Reputation: 391
I get some URL and i need to search all the links in this URL and just show them, thats all.
I write its in java:
PrintWriter writer=new PrintWriter("Web.txt");
URL oracle = new URL("http://edition.cnn.com/");
BufferedReader in = new BufferedReader(
new InputStreamReader(oracle.openStream()));
String inputLine;
while ((inputLine = in.readLine()) != null)
{
writer.println(inputLine);
System.out.println(inputLine);
}
in.close();
Now my question is how can I find only links in this huge file?
I thought about <a href" ... ... ..>
but its not always right..
Thanks
Upvotes: 0
Views: 528
Reputation: 7672
JSOUP is the way to go!

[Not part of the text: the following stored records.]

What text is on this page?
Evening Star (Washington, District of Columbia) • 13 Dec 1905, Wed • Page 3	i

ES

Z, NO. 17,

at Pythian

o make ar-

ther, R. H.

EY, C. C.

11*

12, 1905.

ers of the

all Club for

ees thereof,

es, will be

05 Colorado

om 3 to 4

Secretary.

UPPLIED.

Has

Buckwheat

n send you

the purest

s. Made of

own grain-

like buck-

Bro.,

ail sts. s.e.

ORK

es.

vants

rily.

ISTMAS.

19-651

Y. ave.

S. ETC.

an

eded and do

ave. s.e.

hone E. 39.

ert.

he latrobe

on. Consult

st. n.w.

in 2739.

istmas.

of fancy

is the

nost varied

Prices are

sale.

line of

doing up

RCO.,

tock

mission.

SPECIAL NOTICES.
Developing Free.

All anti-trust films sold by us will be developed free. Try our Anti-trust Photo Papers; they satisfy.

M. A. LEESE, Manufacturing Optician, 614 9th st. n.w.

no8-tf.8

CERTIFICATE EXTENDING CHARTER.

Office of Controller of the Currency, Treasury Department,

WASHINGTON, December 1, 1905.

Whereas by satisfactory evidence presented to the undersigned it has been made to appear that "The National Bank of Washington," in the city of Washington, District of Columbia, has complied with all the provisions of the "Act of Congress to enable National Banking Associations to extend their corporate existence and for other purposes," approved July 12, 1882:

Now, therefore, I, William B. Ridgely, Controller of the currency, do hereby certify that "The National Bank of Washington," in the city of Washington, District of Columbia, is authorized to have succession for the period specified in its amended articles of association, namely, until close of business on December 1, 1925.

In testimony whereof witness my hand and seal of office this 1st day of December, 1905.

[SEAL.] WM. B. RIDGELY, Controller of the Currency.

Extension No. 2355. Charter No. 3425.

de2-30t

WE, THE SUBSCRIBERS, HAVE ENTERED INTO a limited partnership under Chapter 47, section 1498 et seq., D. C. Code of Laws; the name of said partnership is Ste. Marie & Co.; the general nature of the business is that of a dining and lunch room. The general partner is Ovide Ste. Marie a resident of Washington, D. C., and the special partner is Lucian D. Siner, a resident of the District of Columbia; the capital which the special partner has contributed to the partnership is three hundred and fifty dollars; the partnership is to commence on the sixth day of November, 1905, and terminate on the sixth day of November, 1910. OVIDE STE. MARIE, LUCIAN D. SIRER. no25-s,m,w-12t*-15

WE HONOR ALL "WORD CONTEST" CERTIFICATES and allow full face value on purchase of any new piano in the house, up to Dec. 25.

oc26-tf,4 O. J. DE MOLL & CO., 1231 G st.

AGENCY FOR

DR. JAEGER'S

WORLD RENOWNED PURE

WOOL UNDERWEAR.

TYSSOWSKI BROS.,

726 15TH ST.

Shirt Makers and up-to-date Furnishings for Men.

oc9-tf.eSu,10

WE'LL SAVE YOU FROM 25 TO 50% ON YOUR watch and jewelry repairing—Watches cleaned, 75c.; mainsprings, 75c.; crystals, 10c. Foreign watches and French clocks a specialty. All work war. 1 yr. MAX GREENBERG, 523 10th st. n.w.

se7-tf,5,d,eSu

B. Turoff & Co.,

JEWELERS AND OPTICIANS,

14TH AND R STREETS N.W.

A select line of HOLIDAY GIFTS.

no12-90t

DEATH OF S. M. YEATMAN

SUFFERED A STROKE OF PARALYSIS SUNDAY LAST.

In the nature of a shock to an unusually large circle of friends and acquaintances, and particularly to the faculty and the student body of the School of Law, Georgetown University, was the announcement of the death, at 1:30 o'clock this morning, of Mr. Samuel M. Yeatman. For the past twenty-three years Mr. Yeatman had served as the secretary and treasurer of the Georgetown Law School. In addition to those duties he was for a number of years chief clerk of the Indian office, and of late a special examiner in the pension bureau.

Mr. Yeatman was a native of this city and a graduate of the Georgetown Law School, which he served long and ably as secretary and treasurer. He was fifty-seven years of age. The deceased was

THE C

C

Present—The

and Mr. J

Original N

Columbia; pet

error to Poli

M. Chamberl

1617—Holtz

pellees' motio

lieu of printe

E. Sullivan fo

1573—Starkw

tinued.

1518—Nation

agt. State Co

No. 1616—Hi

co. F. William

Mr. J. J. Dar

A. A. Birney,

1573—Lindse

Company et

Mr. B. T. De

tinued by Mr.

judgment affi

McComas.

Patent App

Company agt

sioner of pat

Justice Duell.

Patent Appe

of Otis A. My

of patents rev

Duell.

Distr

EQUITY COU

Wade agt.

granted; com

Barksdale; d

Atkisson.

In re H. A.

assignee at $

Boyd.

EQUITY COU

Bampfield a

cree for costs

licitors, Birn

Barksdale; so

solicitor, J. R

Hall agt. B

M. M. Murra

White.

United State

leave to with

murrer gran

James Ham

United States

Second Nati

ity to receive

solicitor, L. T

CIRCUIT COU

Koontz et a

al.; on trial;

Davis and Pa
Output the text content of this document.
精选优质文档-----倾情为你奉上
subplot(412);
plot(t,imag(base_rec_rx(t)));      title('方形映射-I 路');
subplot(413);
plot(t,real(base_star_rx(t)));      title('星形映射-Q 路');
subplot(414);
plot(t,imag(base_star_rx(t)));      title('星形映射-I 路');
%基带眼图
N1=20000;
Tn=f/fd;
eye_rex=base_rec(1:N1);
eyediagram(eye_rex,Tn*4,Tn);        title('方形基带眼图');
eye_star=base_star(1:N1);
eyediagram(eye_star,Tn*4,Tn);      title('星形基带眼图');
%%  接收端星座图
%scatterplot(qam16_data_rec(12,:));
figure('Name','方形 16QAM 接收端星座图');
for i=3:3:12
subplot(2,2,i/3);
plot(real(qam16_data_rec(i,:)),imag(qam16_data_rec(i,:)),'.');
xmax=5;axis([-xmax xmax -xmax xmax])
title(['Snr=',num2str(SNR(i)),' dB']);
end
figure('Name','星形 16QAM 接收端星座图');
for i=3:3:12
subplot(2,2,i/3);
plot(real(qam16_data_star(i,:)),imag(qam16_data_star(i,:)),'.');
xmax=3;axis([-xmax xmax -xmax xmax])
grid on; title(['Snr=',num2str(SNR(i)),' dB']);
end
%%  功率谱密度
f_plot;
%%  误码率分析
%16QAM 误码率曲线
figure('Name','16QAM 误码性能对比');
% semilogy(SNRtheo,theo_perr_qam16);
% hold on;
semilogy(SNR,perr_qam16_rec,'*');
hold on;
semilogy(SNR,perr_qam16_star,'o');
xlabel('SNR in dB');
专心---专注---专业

It's a Java API on which you can parse HTML documents (either local or external ones) and navigate on it's DOM structure using a jQuery similiar syntax.
Your code to get all the links should look something like this:
Document doc = Jsoup.connect("http://edition.cnn.com").get(); // Parse this URL's HTML
Elements elements = doc.select("a"); // Search for all <a> elements
Then, to list every link and save it to your file:
for (Element element : elements) {
writer.println(element.attr("href")); // Get the "href" attribute from the element
}
Upvotes: 1